If you are HIV negative and would like to broaden your experience of dating guys with HIV, consider whether you have any buried assumptions that might get in the way. If you are fearful of HIV you might want to brush up on the latest prevention knowledge because there are a number of highly effective ways to protect against HIV. If you haven’t ever talked with someone who has HIV then think about how to approach the topic sensitively because for most people it’s a very personal issue. But also don’t be afraid to ask questions that show respect and care.

  • Peter and Harry

    Peter and Harry

    Peter’s experience of diagnosis with HIV had been difficult and this made disclosure a sensitive issue.

    Peter: After my diagnosis I felt it was going to be very difficult to approach sex in a relationship and be open.

    Initially I put it on my online profile. I never had a bad reaction to it but then, I realised, I hadn’t got there in my own head. It made me realise what a deeply personal thing it was that had happened to me, and that there were still elements of it that I hadn’t dealt with. I thought, “How can I convey this to other people when I haven’t dealt with it?” So I stopped telling people and stopped broadcasting it. It is personal and I only tell people I trust.

    Peter made the decision to disclose his HIV status to Harry because he thought the relationship was becoming more serious.

    Harry: We were at my house and Peter said, “I’ve got something to tell you.” And this is going to sound funny but I was actually relieved because I thought that he was going to tell me that things were getting really serious really quickly and I wasn’t ready for that yet. So I wasn’t overly concerned about HIV itself, it was more what it meant for us. I knew enough not to be overly concerned.

  • Joseph and Adam

    Joseph and Adam

    Joseph told Adam about his HIV on the night they met.

    Joseph: I told Adam at the time because I live 20 kilometres out of the city. So, if I gave him a lift home, then if it didn’t go well, I’d have to run him back. So I was up-front. Were you surprised, by the way?

    Adam: Not surprised, no. It didn’t bother me.

    Joseph: My experience around dating has been OK. I’ve never been rejected on an app.

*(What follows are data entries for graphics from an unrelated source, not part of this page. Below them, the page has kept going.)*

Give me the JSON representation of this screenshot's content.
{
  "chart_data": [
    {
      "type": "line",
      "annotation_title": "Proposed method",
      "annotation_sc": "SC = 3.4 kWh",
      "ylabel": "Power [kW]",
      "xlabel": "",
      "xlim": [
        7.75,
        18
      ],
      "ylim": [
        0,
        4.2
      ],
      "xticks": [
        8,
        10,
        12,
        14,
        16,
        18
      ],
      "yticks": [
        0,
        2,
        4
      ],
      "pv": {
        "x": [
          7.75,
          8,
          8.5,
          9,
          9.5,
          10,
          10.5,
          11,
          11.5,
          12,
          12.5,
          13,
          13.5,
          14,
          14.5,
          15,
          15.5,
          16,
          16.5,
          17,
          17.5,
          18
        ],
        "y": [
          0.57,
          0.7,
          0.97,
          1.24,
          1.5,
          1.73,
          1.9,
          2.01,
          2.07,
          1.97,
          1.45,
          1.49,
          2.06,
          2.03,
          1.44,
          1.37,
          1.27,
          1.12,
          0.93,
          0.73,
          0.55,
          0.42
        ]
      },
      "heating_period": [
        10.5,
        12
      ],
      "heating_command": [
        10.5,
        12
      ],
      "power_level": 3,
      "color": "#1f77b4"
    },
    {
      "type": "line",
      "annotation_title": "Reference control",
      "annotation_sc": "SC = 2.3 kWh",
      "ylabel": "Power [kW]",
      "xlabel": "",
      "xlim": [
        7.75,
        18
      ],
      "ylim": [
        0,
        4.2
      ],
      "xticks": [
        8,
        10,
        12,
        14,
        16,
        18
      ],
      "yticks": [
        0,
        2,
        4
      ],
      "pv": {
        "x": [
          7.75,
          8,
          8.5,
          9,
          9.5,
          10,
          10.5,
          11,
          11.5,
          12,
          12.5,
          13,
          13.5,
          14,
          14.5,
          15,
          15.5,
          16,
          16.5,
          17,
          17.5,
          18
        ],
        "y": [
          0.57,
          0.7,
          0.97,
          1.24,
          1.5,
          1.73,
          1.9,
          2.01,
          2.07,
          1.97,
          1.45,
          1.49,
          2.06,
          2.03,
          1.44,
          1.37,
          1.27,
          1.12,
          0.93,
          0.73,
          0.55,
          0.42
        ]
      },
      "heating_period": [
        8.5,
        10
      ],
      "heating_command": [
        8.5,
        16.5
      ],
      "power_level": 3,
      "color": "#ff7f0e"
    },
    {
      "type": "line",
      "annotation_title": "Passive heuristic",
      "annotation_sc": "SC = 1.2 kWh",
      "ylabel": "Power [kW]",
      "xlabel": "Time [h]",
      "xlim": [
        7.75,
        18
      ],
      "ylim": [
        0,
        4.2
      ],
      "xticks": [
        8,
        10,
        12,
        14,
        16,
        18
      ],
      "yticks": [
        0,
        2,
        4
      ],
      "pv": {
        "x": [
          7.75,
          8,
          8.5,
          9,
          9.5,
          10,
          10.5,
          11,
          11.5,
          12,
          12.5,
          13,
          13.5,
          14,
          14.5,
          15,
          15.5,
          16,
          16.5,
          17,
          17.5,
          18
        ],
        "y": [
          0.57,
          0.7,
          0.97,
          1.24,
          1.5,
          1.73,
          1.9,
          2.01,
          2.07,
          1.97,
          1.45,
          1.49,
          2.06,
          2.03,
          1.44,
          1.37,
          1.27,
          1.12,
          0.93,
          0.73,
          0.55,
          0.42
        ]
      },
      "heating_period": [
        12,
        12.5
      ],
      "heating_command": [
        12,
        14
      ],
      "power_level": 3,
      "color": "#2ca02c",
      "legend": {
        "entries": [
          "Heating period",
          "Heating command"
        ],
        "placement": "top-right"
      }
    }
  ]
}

But my apps have always said I’m positive. I just haven’t had the rejection experiences.

  • Anton and Richard

    Anton and Richard

    Anton is very open about his HIV status with friends and family. That means HIV disclosure can also be an issue for his partner Richard.

    Richard: I did have friends who were surprised. One asked “are you guys having sex?” I said “Yeah, of course. What are you talking about?” Lack of education can be a challenge with some people.

    Anton: I’m not ashamed of it and neither is Richard. I feel very lucky that I’m with him because some people might see it as an embarrassing topic. People can forget about the HIV negative partner but it’s a joint effort. If I didn’t have someone on the same wavelength, it would be much harder to live a normal life.

  • Nick and Brian

    Nick and Brian

    Brian disclosed his HIV status to Nick early in the relationship.

    Brian: We were sitting in the lounge talking and I just mentioned it. That was about a month after we started going out. It felt like it was the right time. Before that we were having sex with condoms.

    Nick: I wasn’t really surprised. It’s the person I’m interested in, not the condition. I’ve had some health issues myself. It’s part of life. No one wants something like HIV but we don’t always choose what happens. It was Brian I was attracted to, and then I fell in love with him.